Differential Privacy for the Rest of Us

by Morten Dahl and Joseph Dureau @ Snips

Morten Dahl
Snips Blog
8 min readJul 29, 2016

--

Awareness, industry standards, as well as legislation around privacy are making steady progress, turning privacy into a strategic and ethical positioning. Large companies, such as Google and Apple, have taken into account these opportunities and constraints, and are setting high standards in the field.

Although there are some pragmatic solutions like storing limited amounts of data, removing unique identifiers, periodically erasing databases, etc., we would all prefer privacy to be based on mathematical properties.

Differential privacy (or DP for short) is an interesting solution to this problem. The idea behind it is that you want to add noise to the user data, such that you cannot learn anything at the individual level, while canceling out the noise at the aggregated population level.

Local vs Global Differential Privacy

Differential privacy comes in two flavour: local and global.

To explain the local model, let us consider a typical setup where we have a set of users with inputs at the bottom, along with a data scientist at the top who would like to learn an aggregation on these inputs. In the middle we have an aggregator that receives the inputs from the users, does the actual computation, and sends the output to the data scientist.

In terms of privacy, what we are after is that no one should be able to learn “too much” about each individual user, and as such a bit of noise is added by each user before sending it to the aggregator. A simple way this can be achieved is by asking users to follow this mechanism:

  1. Flip a coin
  2. If tail, respond truthfully
  3. If heads, flip another coin and respond yes if tails, no if heads

But there are more elaborate mechanisms such as the one recently introduced for analytics by Apple, and the RAPPOR system from Google (which is what we will benchmark against).

One thing to notice is that the small bits of noise added by each user accumulate. As a consequence, the output received by the data scientist can become very noisy, meaning he also needs a lot more data to get a clear signal. This is why we often hear that differential privacy is “privacy in the land of plenty”.

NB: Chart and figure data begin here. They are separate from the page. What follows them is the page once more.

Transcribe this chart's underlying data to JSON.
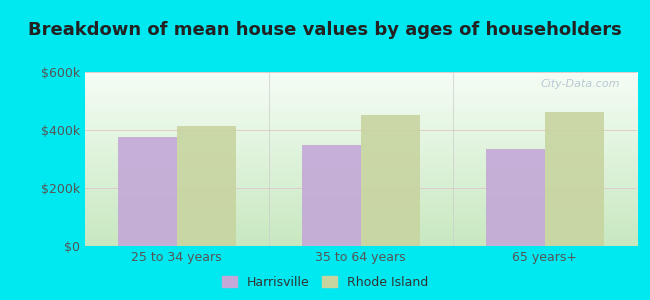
{
  "title": "Breakdown of mean house values by ages of householders",
  "categories": [
    "25 to 34 years",
    "35 to 64 years",
    "65 years+"
  ],
  "harrisville_values": [
    375000,
    350000,
    335000
  ],
  "rhode_island_values": [
    415000,
    452000,
    462000
  ],
  "harrisville_color": "#c4a8d8",
  "rhode_island_color": "#c8d4a0",
  "background_outer": "#00e8f0",
  "gradient_top": "#f5fdf5",
  "gradient_bottom": "#c8e8c0",
  "ylim": [
    0,
    600000
  ],
  "yticks": [
    0,
    200000,
    400000,
    600000
  ],
  "ytick_labels": [
    "$0",
    "$200k",
    "$400k",
    "$600k"
  ],
  "legend_harrisville": "Harrisville",
  "legend_rhode_island": "Rhode Island",
  "bar_width": 0.32,
  "title_fontsize": 13,
  "tick_fontsize": 9,
  "legend_fontsize": 9,
  "watermark": "City-Data.com"
}
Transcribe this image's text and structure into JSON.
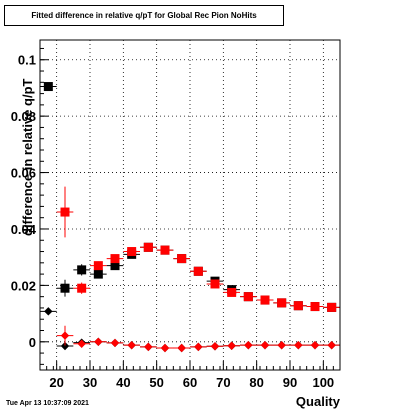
{
  "header": {
    "title": "Fitted difference in relative q/pT for Global Rec Pion NoHits",
    "timestamp": "Tue Apr 13 10:37:09 2021"
  },
  "chart_data": {
    "type": "scatter",
    "title": "Fitted difference in relative q/pT for Global Rec Pion NoHits",
    "xlabel": "Quality",
    "ylabel": "difference in relative q/pT",
    "xlim": [
      15,
      105
    ],
    "ylim": [
      -0.01,
      0.107
    ],
    "grid": true,
    "x_ticks": [
      20,
      30,
      40,
      50,
      60,
      70,
      80,
      90,
      100
    ],
    "x_tick_labels": [
      "20",
      "30",
      "40",
      "50",
      "60",
      "70",
      "80",
      "90",
      "100"
    ],
    "y_ticks": [
      0,
      0.02,
      0.04,
      0.06,
      0.08,
      0.1
    ],
    "y_tick_labels": [
      "0",
      "0.02",
      "0.04",
      "0.06",
      "0.08",
      "0.1"
    ],
    "x": [
      17.5,
      22.5,
      27.5,
      32.5,
      37.5,
      42.5,
      47.5,
      52.5,
      57.5,
      62.5,
      67.5,
      72.5,
      77.5,
      82.5,
      87.5,
      92.5,
      97.5,
      102.5
    ],
    "series": [
      {
        "marker": "square",
        "color": "#000000",
        "values": [
          0.0905,
          0.019,
          0.0255,
          0.024,
          0.027,
          0.031,
          0.0335,
          0.0325,
          0.0295,
          0.025,
          0.0215,
          0.0185,
          0.016,
          0.0148,
          0.0138,
          0.0128,
          0.0125,
          0.0122
        ],
        "errors": [
          0.0008,
          0.003,
          0.002,
          0.0015,
          0.0012,
          0.001,
          0.001,
          0.001,
          0.001,
          0.0009,
          0.0008,
          0.0008,
          0.0008,
          0.0008,
          0.0008,
          0.0008,
          0.0008,
          0.0008
        ]
      },
      {
        "marker": "square",
        "color": "#ff0000",
        "values": [
          null,
          0.046,
          0.019,
          0.027,
          0.0295,
          0.032,
          0.0335,
          0.0325,
          0.0295,
          0.025,
          0.0205,
          0.0175,
          0.016,
          0.0148,
          0.0138,
          0.0128,
          0.0125,
          0.0122
        ],
        "errors": [
          null,
          0.009,
          0.002,
          0.0015,
          0.0012,
          0.001,
          0.001,
          0.001,
          0.001,
          0.0009,
          0.0008,
          0.0008,
          0.0008,
          0.0008,
          0.0008,
          0.0008,
          0.0008,
          0.0008
        ]
      },
      {
        "marker": "diamond",
        "color": "#000000",
        "values": [
          0.0108,
          -0.0015,
          -0.0003,
          0.0,
          -0.0004,
          -0.0012,
          -0.0018,
          -0.0022,
          -0.0022,
          -0.0018,
          -0.0016,
          -0.0014,
          -0.0012,
          -0.0012,
          -0.0012,
          -0.0012,
          -0.0012,
          -0.0012
        ],
        "errors": [
          0.0008,
          0.0008,
          0.0005,
          0.0004,
          0.0004,
          0.0003,
          0.0003,
          0.0003,
          0.0003,
          0.0003,
          0.0003,
          0.0003,
          0.0003,
          0.0003,
          0.0003,
          0.0003,
          0.0003,
          0.0003
        ]
      },
      {
        "marker": "diamond",
        "color": "#ff0000",
        "values": [
          null,
          0.0022,
          -0.0007,
          0.0,
          -0.0004,
          -0.0012,
          -0.0018,
          -0.0022,
          -0.0022,
          -0.0018,
          -0.0016,
          -0.0014,
          -0.0012,
          -0.0012,
          -0.0012,
          -0.0012,
          -0.0012,
          -0.0012
        ],
        "errors": [
          null,
          0.0035,
          0.0006,
          0.0004,
          0.0004,
          0.0003,
          0.0003,
          0.0003,
          0.0003,
          0.0003,
          0.0003,
          0.0003,
          0.0003,
          0.0003,
          0.0003,
          0.0003,
          0.0003,
          0.0003
        ]
      }
    ]
  }
}
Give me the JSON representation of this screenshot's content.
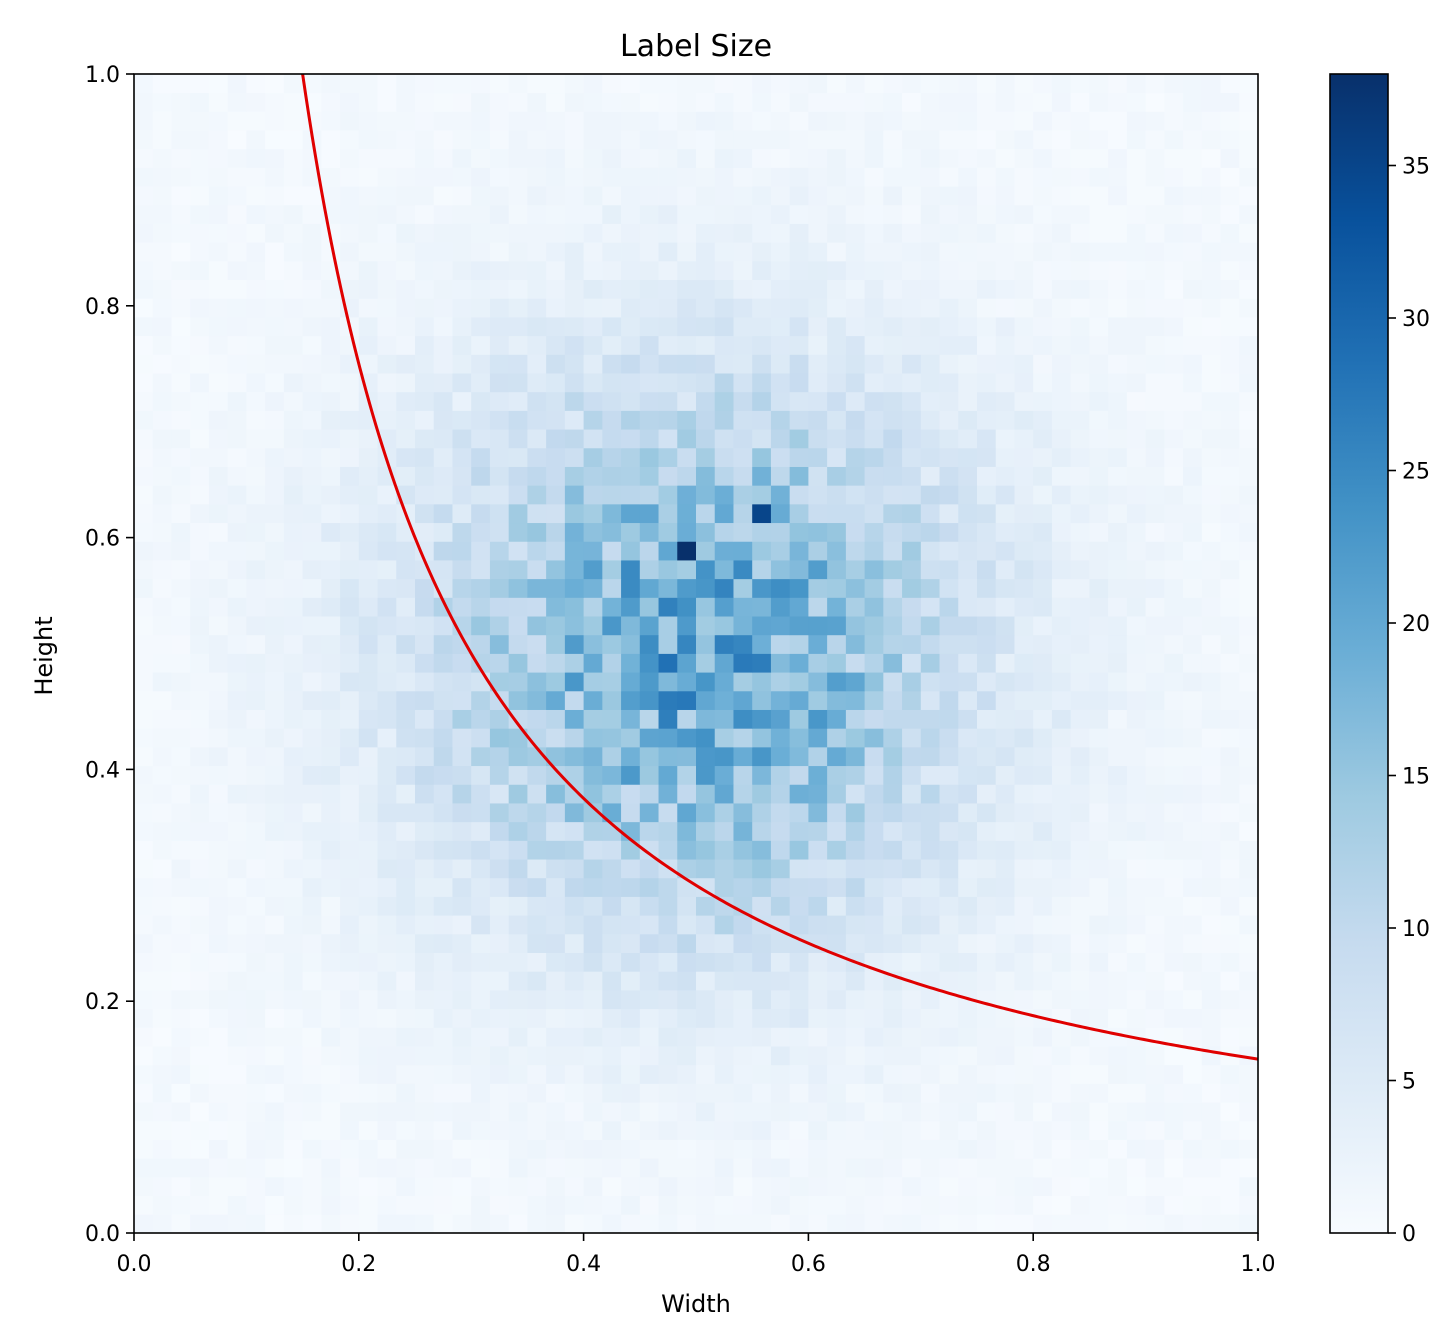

To tackle this problem there is an alternative called the global model, in which the aggregator adds noise instead of the users. Doing so can still give the desired level of privacy towards the data scientist, yet now the users have to trust the aggregator to be an angel. In particular, they have to trust that he will not meet with the data scientist late at night in a dark alley, in order to reveal the inputs without the noise in exchange for a sum of cash.

While this may at first seem like the local model is the clear winner, the fact that so much more data is needed makes it impractical to use in cases where there are simply not enough users that contribute their data. Even from the perspective of a larger company, relying on a mechanism that involves less noise can be key when dealing with sophisticated machine learning problems.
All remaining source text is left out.